The case speaks to the bigger picture of an infrastructure development system that’s broken, said Chris Murray, managing director of equity research at ATB Capital Markets. A recent Ontario Court decision in favour of the four main companies building Toronto’s new Eglinton Crosstown light-rapid rail transit is another example where builders challenged what they saw as the intransigence of their clients in the face of exceptional circumstances.

“In many ways the pendulum had shifted too far in favour of owners, who essentially passed too much risk onto the construction companies,” Mr. Murray said. The result is that several integrated engineering-construction companies such as SNC and AECOM have exited construction, while construction specialists such as Bird Construction Inc. have moved to different contract models to manage risk, he said.

“The irony is at a time when there is both a need and willingness to build infrastructure, there are fewer bidders to compete and complete the jobs,” Mr.

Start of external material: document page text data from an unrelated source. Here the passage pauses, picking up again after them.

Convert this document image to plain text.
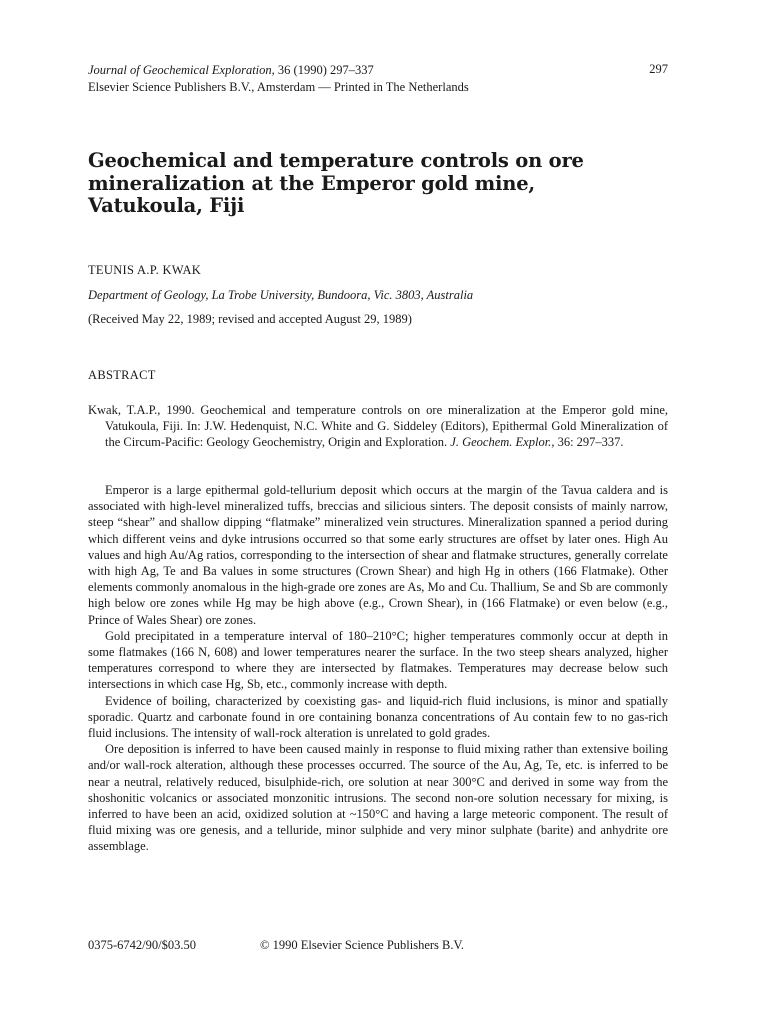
Journal of Geochemical Exploration, 36 (1990) 297–337	297
Elsevier Science Publishers B.V., Amsterdam — Printed in The Netherlands
Geochemical and temperature controls on ore mineralization at the Emperor gold mine, Vatukoula, Fiji
TEUNIS A.P. KWAK
Department of Geology, La Trobe University, Bundoora, Vic. 3803, Australia
(Received May 22, 1989; revised and accepted August 29, 1989)
ABSTRACT

Kwak, T.A.P., 1990. Geochemical and temperature controls on ore mineralization at the Emperor gold mine, Vatukoula, Fiji. In: J.W. Hedenquist, N.C. White and G. Siddeley (Editors), Epithermal Gold Mineralization of the Circum-Pacific: Geology Geochemistry, Origin and Exploration. J. Geochem. Explor., 36: 297–337.

Emperor is a large epithermal gold-tellurium deposit which occurs at the margin of the Tavua caldera and is associated with high-level mineralized tuffs, breccias and silicious sinters. The deposit consists of mainly narrow, steep “shear” and shallow dipping “flatmake” mineralized vein structures. Mineralization spanned a period during which different veins and dyke intrusions occurred so that some early structures are offset by later ones. High Au values and high Au/Ag ratios, corresponding to the intersection of shear and flatmake structures, generally correlate with high Ag, Te and Ba values in some structures (Crown Shear) and high Hg in others (166 Flatmake). Other elements commonly anomalous in the high-grade ore zones are As, Mo and Cu. Thallium, Se and Sb are commonly high below ore zones while Hg may be high above (e.g., Crown Shear), in (166 Flatmake) or even below (e.g., Prince of Wales Shear) ore zones.

Gold precipitated in a temperature interval of 180–210°C; higher temperatures commonly occur at depth in some flatmakes (166 N, 608) and lower temperatures nearer the surface. In the two steep shears analyzed, higher temperatures correspond to where they are intersected by flatmakes. Temperatures may decrease below such intersections in which case Hg, Sb, etc., commonly increase with depth.

Evidence of boiling, characterized by coexisting gas- and liquid-rich fluid inclusions, is minor and spatially sporadic. Quartz and carbonate found in ore containing bonanza concentrations of Au contain few to no gas-rich fluid inclusions. The intensity of wall-rock alteration is unrelated to gold grades.

Ore deposition is inferred to have been caused mainly in response to fluid mixing rather than extensive boiling and/or wall-rock alteration, although these processes occurred. The source of the Au, Ag, Te, etc. is inferred to be near a neutral, relatively reduced, bisulphide-rich, ore solution at near 300°C and derived in some way from the shoshonitic volcanics or associated monzonitic intrusions. The second non-ore solution necessary for mixing, is inferred to have been an acid, oxidized solution at ~150°C and having a large meteoric component. The result of fluid mixing was ore genesis, and a telluride, minor sulphide and very minor sulphate (barite) and anhydrite ore assemblage.

0375-6742/90/$03.50	© 1990 Elsevier Science Publishers B.V.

Murray said.

The lawsuit is another indication that SNC’s decision in 2019 to exit fixed price construction was the right one, said Dimitry Khmelnitsky, an analyst at Veritas Investment Research. He said it appears the federal government did not adequately address the urgent and unforeseen problems affecting both the costs and completion deadline of the Champlain Bridge project.

Given the fixed price nature of the contract that transferred the risks to SNC and its partners, it appears highly unlikely the consortium will be awarded the entire $370-million, Mr. Khmelnitsky said. Still, he said “some recovery is in the cards” given the force-majeure type of events that affected the project.